Je suis actuellement au Canada. Puis-je demander la résidence permanente pour considérations d’ordre humanitaire?

1. Sachez comment une demande d’asile peut affecter votre droit de faire une demande pour considérations d’ordre humanitaire

Si vous faites une demande d’asile au Canada et que vous voulez présenter une demande pour considérations d’ordre humanitaire (CH) à Immigration, Réfugiés et Citoyenneté Canada, vous ne pourrez le faire que si vous retirez votre demande d’asile avant de présenter vos preuves à l’audience sur votre demande d’asile.

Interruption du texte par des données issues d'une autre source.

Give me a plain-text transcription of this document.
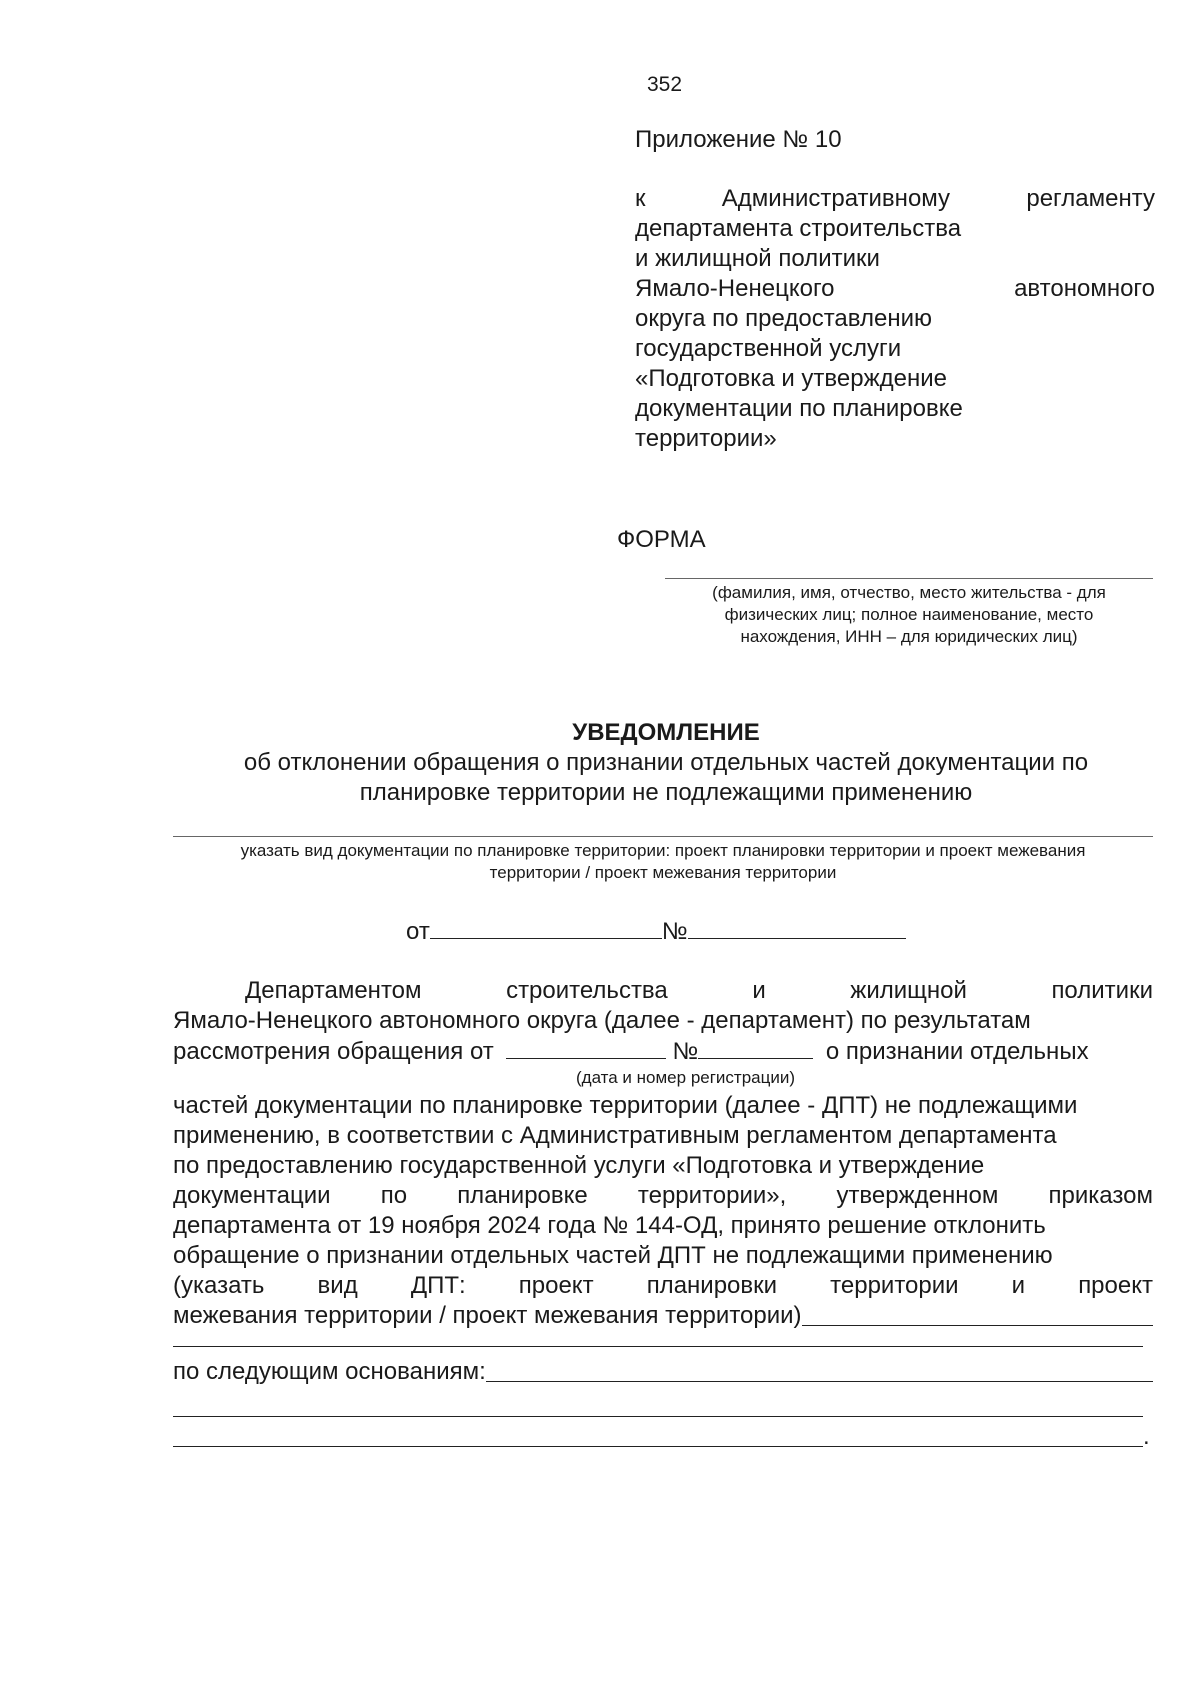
352
Приложение № 10
к	Административному	регламенту
департамента строительства
и жилищной политики
Ямало-Ненецкого	автономного
округа по предоставлению
государственной услуги
«Подготовка и утверждение
документации по планировке
территории»
ФОРМА
(фамилия, имя, отчество, место жительства - для
физических лиц; полное наименование, место
нахождения, ИНН – для юридических лиц)
УВЕДОМЛЕНИЕ
об отклонении обращения о признании отдельных частей документации по
планировке территории не подлежащими применению
указать вид документации по планировке территории: проект планировки территории и проект межевания
территории / проект межевания территории
от	№
Департаментом	строительства	и	жилищной	политики
Ямало-Ненецкого автономного округа (далее - департамент) по результатам
рассмотрения обращения от	№	о признании отдельных
(дата и номер регистрации)
частей документации по планировке территории (далее - ДПТ) не подлежащими
применению, в соответствии с Административным регламентом департамента
по предоставлению государственной услуги «Подготовка и утверждение
документации по планировке территории», утвержденном приказом
департамента от 19 ноября 2024 года № 144-ОД, принято решение отклонить
обращение о признании отдельных частей ДПТ не подлежащими применению
(указать вид ДПТ: проект планировки территории и проект
межевания территории / проект межевания территории)
по следующим основаниям:
.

Il existe 2 façons de retirer votre demande d’asile :

  • Écrire à la Section de la protection des réfugiés de la Commission de l’immigration et du statut de réfugié.
  • Dire que vous retirez votre demande d’asile au début de l’audience sur votre demande d’asile.

N’oubliez pas de demander des conseils juridiques avant de retirer votre demande. Si vous la retirez, vous ne pourrez plus jamais demander l’asile au Canada.

Si votre demande d’asile a été rejetée

Si vous avez fait une demande d’asile et qu’elle a été rejetée, vous ne pouvez pas présenter de demande pour CH avant au moins un an à partir de la date où votre demande d’asile a été officiellement :

  • rejetée;
  • abandonnée;
  • retirée après la présentation d’éléments de à votre audience.

C’est ce qu’on appelle habituellement l’« interdiction d’un an ».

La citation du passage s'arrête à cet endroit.